Infatti, in una delle Due suppliche il F. illustra con vivacità al barone di Thun, capitano di Trento, le sfortunate vicende dei comici: "Non abbiam colto alcuna sera tanto / Che bastasse per cena ad un romito. / Non va lenta così biscia a l'incanto. / Come i Trentini a la comedia ..."). Oltre ai Quattro sonetti spirituali editi a Perugia nel 1610, il F. lasciò altre composizioni poetiche, come i Sette sonetti, Firenze 1610, e quel sonetto in onore di Isabella Canali Andreini compreso nell'edizione veneziana del 1620 delle Lettere della grande attrice che, inserito fra gli analoghi componimenti celebrativi del Marino e del Tasso, presenta - come acutamente notato dal Tessari - "una situazione simbolica del felice status culturale allora raggiunto dalla 'gente sordida'" di teatro.
Le ultime notizie collocano il F., "già vecchio e probabilmente dalla sua professione ridotto a male" (Rasi), nella modesta compagnia di Giovan Maria Bachino, che nel 1620 recitava fra Cento, Modena, Finale e Carpi. Morì nel 1627 (Bartoli).

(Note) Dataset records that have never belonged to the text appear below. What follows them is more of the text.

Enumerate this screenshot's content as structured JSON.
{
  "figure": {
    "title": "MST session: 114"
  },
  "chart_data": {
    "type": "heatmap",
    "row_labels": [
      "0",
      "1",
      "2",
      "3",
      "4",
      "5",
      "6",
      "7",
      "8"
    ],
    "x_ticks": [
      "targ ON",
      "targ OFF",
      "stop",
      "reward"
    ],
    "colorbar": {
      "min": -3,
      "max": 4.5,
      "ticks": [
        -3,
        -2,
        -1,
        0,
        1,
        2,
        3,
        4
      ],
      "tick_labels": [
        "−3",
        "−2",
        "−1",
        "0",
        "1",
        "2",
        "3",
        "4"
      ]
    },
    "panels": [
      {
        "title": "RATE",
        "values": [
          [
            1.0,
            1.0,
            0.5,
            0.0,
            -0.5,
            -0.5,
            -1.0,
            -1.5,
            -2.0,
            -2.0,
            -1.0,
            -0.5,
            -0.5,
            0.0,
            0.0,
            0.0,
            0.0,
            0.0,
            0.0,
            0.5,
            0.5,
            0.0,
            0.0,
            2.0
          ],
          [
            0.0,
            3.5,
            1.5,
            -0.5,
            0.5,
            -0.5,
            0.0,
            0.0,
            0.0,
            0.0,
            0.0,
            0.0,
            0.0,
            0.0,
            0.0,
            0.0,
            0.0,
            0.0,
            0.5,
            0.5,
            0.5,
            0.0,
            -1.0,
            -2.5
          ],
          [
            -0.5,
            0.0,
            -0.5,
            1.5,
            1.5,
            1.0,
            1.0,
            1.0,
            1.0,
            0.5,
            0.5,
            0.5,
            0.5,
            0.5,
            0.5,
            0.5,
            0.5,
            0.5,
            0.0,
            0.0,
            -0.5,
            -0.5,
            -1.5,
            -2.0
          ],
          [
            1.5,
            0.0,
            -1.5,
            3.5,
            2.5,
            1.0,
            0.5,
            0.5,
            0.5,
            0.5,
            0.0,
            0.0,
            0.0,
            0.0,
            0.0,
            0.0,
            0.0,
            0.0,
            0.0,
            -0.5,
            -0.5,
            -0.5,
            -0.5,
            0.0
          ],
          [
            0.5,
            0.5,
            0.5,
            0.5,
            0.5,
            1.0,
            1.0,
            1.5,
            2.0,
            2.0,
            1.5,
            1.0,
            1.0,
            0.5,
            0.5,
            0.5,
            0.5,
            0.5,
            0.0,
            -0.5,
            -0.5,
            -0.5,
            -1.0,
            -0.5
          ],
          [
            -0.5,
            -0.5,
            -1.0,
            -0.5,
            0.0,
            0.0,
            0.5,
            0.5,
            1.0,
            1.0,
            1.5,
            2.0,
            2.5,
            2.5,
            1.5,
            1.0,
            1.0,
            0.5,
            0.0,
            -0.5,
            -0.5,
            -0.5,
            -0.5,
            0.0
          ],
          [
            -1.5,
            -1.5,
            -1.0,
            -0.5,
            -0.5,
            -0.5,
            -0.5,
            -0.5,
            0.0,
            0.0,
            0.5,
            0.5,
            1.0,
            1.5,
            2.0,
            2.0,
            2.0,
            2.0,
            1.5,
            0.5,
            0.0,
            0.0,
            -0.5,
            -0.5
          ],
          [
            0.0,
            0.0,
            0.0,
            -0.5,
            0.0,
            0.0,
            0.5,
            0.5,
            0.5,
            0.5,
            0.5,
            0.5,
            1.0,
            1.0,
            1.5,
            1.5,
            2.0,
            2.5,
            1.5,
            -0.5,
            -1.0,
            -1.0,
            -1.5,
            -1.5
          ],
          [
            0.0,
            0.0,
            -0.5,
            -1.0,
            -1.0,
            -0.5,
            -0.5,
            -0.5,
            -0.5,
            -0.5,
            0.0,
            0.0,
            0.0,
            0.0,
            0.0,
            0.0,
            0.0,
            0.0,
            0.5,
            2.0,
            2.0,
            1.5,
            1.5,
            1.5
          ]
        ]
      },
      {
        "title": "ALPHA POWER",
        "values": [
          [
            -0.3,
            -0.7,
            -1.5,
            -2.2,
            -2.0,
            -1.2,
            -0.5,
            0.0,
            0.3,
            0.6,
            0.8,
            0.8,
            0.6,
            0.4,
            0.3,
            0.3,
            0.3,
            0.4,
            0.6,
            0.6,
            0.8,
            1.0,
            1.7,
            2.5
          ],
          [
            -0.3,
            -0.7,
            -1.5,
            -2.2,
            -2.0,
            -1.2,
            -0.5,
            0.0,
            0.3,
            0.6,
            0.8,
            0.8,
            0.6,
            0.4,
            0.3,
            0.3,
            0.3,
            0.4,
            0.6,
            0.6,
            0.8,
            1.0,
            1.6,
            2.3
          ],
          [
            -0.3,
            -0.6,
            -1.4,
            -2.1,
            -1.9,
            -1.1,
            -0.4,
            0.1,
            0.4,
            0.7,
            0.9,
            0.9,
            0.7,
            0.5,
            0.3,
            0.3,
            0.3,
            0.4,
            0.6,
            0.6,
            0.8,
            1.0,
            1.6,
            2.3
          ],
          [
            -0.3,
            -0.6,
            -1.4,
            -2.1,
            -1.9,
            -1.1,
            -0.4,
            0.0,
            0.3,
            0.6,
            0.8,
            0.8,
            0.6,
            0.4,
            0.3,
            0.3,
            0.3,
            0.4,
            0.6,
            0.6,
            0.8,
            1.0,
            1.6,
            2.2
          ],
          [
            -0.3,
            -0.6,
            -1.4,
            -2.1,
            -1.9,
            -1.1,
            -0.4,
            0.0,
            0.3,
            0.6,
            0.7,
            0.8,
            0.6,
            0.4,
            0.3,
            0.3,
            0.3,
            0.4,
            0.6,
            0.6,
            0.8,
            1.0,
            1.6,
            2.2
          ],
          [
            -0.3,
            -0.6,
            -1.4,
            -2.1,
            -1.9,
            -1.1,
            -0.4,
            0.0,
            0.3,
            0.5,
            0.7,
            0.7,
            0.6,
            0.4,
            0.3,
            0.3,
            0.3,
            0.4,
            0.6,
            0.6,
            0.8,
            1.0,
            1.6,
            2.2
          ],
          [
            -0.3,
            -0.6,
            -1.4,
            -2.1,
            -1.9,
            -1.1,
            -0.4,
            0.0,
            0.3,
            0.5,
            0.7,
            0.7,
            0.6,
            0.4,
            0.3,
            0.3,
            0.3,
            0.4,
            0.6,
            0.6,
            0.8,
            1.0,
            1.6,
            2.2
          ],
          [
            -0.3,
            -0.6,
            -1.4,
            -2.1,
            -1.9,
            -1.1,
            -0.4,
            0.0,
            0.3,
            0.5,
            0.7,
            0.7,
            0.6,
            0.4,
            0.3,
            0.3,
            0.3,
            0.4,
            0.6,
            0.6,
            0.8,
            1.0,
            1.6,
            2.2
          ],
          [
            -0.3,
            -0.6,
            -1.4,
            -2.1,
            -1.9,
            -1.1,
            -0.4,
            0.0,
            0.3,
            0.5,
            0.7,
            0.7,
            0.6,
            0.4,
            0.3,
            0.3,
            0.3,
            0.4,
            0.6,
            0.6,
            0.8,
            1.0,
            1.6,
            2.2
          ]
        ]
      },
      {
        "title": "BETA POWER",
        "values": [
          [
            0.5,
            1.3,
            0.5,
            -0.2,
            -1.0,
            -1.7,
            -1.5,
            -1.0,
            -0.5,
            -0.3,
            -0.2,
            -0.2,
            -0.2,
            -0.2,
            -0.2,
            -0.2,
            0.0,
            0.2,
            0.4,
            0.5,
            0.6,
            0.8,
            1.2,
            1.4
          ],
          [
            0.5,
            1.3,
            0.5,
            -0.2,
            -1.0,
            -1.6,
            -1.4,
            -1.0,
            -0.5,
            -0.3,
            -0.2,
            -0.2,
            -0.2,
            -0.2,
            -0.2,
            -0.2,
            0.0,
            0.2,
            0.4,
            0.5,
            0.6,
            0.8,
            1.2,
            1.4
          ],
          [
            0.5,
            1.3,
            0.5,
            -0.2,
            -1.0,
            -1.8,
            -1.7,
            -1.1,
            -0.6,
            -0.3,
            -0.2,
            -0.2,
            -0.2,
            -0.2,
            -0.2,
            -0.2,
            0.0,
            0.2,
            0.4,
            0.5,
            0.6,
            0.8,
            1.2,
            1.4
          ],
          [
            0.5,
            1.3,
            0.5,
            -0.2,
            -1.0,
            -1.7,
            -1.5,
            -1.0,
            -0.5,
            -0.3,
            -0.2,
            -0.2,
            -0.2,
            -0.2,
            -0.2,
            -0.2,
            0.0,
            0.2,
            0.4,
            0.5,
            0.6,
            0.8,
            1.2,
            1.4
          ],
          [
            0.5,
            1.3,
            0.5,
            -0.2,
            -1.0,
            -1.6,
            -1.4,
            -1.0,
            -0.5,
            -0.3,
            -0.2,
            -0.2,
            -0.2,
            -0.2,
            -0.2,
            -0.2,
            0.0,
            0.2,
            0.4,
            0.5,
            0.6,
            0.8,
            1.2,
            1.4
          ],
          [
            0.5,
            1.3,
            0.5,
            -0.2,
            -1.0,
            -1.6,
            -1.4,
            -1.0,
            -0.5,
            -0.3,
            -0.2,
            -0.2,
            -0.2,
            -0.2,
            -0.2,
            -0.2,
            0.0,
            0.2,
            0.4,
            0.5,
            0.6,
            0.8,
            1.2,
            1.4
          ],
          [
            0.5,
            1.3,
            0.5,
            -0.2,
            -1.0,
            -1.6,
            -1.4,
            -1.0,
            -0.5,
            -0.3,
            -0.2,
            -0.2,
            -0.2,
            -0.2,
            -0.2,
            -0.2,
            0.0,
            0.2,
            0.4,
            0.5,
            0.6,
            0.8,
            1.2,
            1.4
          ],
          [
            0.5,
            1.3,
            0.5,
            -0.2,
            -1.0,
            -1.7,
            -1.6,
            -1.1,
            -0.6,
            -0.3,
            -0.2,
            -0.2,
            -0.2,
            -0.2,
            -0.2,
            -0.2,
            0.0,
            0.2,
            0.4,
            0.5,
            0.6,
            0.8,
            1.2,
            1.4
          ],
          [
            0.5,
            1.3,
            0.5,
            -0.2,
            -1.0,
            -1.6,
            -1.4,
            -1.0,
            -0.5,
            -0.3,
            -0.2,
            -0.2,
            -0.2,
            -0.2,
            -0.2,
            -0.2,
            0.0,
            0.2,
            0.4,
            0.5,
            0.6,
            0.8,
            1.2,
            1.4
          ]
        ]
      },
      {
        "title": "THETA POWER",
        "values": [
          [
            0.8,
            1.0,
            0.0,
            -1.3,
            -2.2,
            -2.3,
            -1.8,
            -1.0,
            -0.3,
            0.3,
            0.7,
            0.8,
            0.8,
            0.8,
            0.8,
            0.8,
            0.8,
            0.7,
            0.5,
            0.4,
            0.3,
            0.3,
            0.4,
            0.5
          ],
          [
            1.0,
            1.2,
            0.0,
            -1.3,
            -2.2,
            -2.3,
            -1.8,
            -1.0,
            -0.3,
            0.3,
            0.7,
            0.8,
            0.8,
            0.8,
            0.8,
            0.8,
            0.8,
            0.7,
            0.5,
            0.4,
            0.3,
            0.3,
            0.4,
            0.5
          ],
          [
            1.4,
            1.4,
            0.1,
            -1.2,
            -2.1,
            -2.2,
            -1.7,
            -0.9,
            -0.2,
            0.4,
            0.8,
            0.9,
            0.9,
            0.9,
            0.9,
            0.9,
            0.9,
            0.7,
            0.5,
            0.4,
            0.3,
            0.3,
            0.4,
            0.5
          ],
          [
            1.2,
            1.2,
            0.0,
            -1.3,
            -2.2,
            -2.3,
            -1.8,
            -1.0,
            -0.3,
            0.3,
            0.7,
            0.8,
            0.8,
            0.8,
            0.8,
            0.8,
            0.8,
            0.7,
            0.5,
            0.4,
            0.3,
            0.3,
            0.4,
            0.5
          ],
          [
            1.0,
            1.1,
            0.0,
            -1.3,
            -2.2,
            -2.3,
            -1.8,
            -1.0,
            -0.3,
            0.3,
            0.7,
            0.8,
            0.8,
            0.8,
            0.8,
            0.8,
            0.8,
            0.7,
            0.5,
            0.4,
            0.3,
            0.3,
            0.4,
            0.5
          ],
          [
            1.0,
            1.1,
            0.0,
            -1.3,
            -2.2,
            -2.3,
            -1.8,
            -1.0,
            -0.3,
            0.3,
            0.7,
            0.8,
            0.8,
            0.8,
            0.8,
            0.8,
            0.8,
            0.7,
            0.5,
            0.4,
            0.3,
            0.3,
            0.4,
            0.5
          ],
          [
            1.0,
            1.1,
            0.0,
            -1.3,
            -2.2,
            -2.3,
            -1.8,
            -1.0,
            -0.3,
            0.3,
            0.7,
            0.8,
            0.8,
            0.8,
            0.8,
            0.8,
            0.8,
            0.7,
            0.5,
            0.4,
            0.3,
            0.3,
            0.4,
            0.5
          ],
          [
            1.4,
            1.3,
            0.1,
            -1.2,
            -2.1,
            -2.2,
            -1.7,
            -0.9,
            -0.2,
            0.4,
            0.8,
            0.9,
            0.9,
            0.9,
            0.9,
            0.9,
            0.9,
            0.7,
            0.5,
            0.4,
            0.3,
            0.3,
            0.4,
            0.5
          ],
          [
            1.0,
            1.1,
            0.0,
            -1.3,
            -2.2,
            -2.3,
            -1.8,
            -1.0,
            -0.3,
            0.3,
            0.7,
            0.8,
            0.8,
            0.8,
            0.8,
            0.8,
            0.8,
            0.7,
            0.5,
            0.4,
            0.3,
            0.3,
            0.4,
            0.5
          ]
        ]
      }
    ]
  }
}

Fonti e Bibl.: F. Bartoli, Notizie istor. de' comici italiani..., Padova 1782, I, pp. 202 s.; A. Bartoli, Scenari ined. della commedia dell'arte, Firenze 1880, pp. CXXI s.; A. Baschet, Les comédiens italiens à la cour de France, Paris 1882, pp. 135-38; A. D'Ancona, Origini del teatro italiano, Torino 1891, II, p. 487; E. Bevilacqua, G. B. Andreini e la compagnia dei Fedeli, in Giorn. stor. d. lett. ital., XXIII (1894), pp. 76 ss.; XXIV (1895), pp. 82 ss.; L. Rasi, I comici italiani..., Firenze 1897, I, pp. 99, 840-46; I. Sanesi, La commedia, Milano 1935, II, pp. 11, 17 ss., 27; L. Mariti, Commedia ridicolosa, Roma 1978, p. CXXVI; R. Tessari, La commedia dell'arte nel Seicento, Firenze 1980, p. 59; F. Taviani-M. Schino, Il segreto della commedia dell'arte, Firenze 1982, pp. 96, 102 s., 109, 342; S. Ferrone, Introd. a Commedie dell'arte, Milano 1985-86, I-II, passim.